By default the browser runs headless. Watching the agent work in real time is worth doing at least once for the dopamine; pass --headed through the args. It is also useful when an agent's clicks are not landing and you cannot tell why.
§04An example worth keeping
After a Vercel preview deploys, the prompt that pays off most often:
◆ pull quote
“Open the deploy preview at https://my-app-pr-42.vercel.app, log in as the test user, add a product to the cart, go to checkout, and screenshot each step. Tell me if anything looks off compared to production.”

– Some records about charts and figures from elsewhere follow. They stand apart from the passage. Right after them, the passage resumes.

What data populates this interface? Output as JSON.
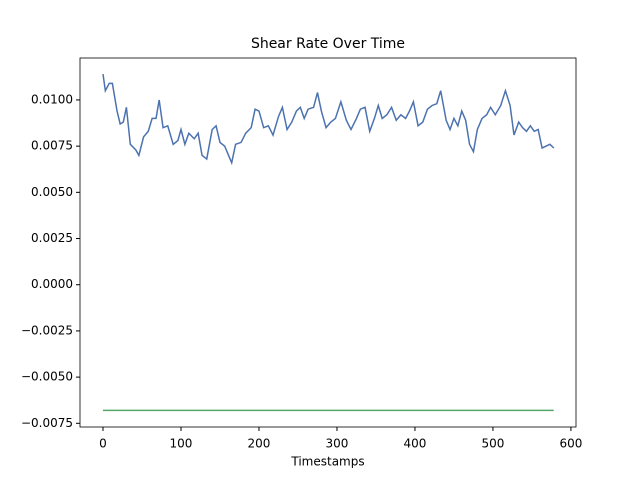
{
  "chart_data": {
    "type": "line",
    "title": "Shear Rate Over Time",
    "x_label": "Timestamps",
    "x": [
      0,
      3,
      8,
      12,
      18,
      22,
      26,
      30,
      35,
      42,
      46,
      52,
      58,
      63,
      68,
      72,
      77,
      83,
      90,
      96,
      100,
      105,
      110,
      117,
      122,
      127,
      133,
      140,
      145,
      150,
      156,
      160,
      165,
      170,
      177,
      183,
      190,
      195,
      200,
      206,
      212,
      218,
      225,
      230,
      236,
      242,
      248,
      253,
      258,
      263,
      270,
      275,
      280,
      286,
      292,
      298,
      305,
      312,
      318,
      325,
      330,
      336,
      342,
      348,
      353,
      358,
      364,
      370,
      376,
      382,
      388,
      393,
      398,
      404,
      410,
      416,
      422,
      428,
      433,
      440,
      445,
      450,
      455,
      460,
      465,
      470,
      475,
      480,
      486,
      492,
      497,
      503,
      510,
      516,
      522,
      527,
      533,
      538,
      543,
      548,
      553,
      558,
      563,
      568,
      573,
      578
    ],
    "series": [
      {
        "color": "#4c72b0",
        "values": [
          0.0114,
          0.0105,
          0.0109,
          0.0109,
          0.0094,
          0.0087,
          0.0088,
          0.0096,
          0.0076,
          0.0073,
          0.007,
          0.008,
          0.0083,
          0.009,
          0.009,
          0.01,
          0.0085,
          0.0086,
          0.0076,
          0.0078,
          0.0084,
          0.0076,
          0.0082,
          0.0079,
          0.0082,
          0.007,
          0.0068,
          0.0084,
          0.0086,
          0.0077,
          0.0075,
          0.0071,
          0.0066,
          0.0076,
          0.0077,
          0.0082,
          0.0085,
          0.0095,
          0.0094,
          0.0085,
          0.0086,
          0.0081,
          0.0091,
          0.0096,
          0.0084,
          0.0088,
          0.0094,
          0.0096,
          0.009,
          0.0095,
          0.0096,
          0.0104,
          0.0094,
          0.0085,
          0.0088,
          0.009,
          0.0099,
          0.0089,
          0.0084,
          0.009,
          0.0095,
          0.0096,
          0.0083,
          0.009,
          0.0097,
          0.009,
          0.0092,
          0.0096,
          0.0089,
          0.0092,
          0.009,
          0.0094,
          0.0099,
          0.0086,
          0.0088,
          0.0095,
          0.0097,
          0.0098,
          0.0105,
          0.0089,
          0.0084,
          0.009,
          0.0086,
          0.0094,
          0.0089,
          0.0076,
          0.0072,
          0.0084,
          0.009,
          0.0092,
          0.0096,
          0.0092,
          0.0097,
          0.0105,
          0.0097,
          0.0081,
          0.0088,
          0.0085,
          0.0083,
          0.0086,
          0.0083,
          0.0084,
          0.0074,
          0.0075,
          0.0076,
          0.0074
        ]
      },
      {
        "color": "#55a868",
        "values": [
          -0.0068,
          -0.0068,
          -0.0068,
          -0.0068,
          -0.0068,
          -0.0068,
          -0.0068,
          -0.0068,
          -0.0068,
          -0.0068,
          -0.0068,
          -0.0068,
          -0.0068,
          -0.0068,
          -0.0068,
          -0.0068,
          -0.0068,
          -0.0068,
          -0.0068,
          -0.0068,
          -0.0068,
          -0.0068,
          -0.0068,
          -0.0068,
          -0.0068,
          -0.0068,
          -0.0068,
          -0.0068,
          -0.0068,
          -0.0068,
          -0.0068,
          -0.0068,
          -0.0068,
          -0.0068,
          -0.0068,
          -0.0068,
          -0.0068,
          -0.0068,
          -0.0068,
          -0.0068,
          -0.0068,
          -0.0068,
          -0.0068,
          -0.0068,
          -0.0068,
          -0.0068,
          -0.0068,
          -0.0068,
          -0.0068,
          -0.0068,
          -0.0068,
          -0.0068,
          -0.0068,
          -0.0068,
          -0.0068,
          -0.0068,
          -0.0068,
          -0.0068,
          -0.0068,
          -0.0068,
          -0.0068,
          -0.0068,
          -0.0068,
          -0.0068,
          -0.0068,
          -0.0068,
          -0.0068,
          -0.0068,
          -0.0068,
          -0.0068,
          -0.0068,
          -0.0068,
          -0.0068,
          -0.0068,
          -0.0068,
          -0.0068,
          -0.0068,
          -0.0068,
          -0.0068,
          -0.0068,
          -0.0068,
          -0.0068,
          -0.0068,
          -0.0068,
          -0.0068,
          -0.0068,
          -0.0068,
          -0.0068,
          -0.0068,
          -0.0068,
          -0.0068,
          -0.0068,
          -0.0068,
          -0.0068,
          -0.0068,
          -0.0068,
          -0.0068,
          -0.0068,
          -0.0068,
          -0.0068,
          -0.0068,
          -0.0068,
          -0.0068,
          -0.0068,
          -0.0068,
          -0.0068
        ]
      }
    ],
    "xlim": [
      -29.5,
      606.5
    ],
    "xticks": [
      0,
      100,
      200,
      300,
      400,
      500,
      600
    ],
    "ylim": [
      -0.0077,
      0.01227
    ],
    "yticks": [
      {
        "value": -0.0075,
        "label": "−0.0075"
      },
      {
        "value": -0.005,
        "label": "−0.0050"
      },
      {
        "value": -0.0025,
        "label": "−0.0025"
      },
      {
        "value": 0,
        "label": "0.0000"
      },
      {
        "value": 0.0025,
        "label": "0.0025"
      },
      {
        "value": 0.005,
        "label": "0.0050"
      },
      {
        "value": 0.0075,
        "label": "0.0075"
      },
      {
        "value": 0.01,
        "label": "0.0100"
      }
    ]
  }
}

The agent opens the browser, navigates the flow, screenshots each page, and writes back a paragraph plus a list of attached images. What used to be a manual five-minute pre-merge ritual takes one prompt and runs in the background.
§05Caveats
- Token-heavy. Page DOMs and screenshots are big, so Playwright runs cost real money. Do not loop them in autonomous agents without a budget.
- Do not pass real credentials. Use a dedicated test account, ideally with limited blast radius.
- Headless is not the same as invisible. Some sites detect headless Chromium, so headed mode is the workaround when unexpected captchas show up.
- Persistent profiles are a footgun. A logged-in profile that the agent inherits is a logged-in profile the agent can do anything with. Profile per task, when in doubt.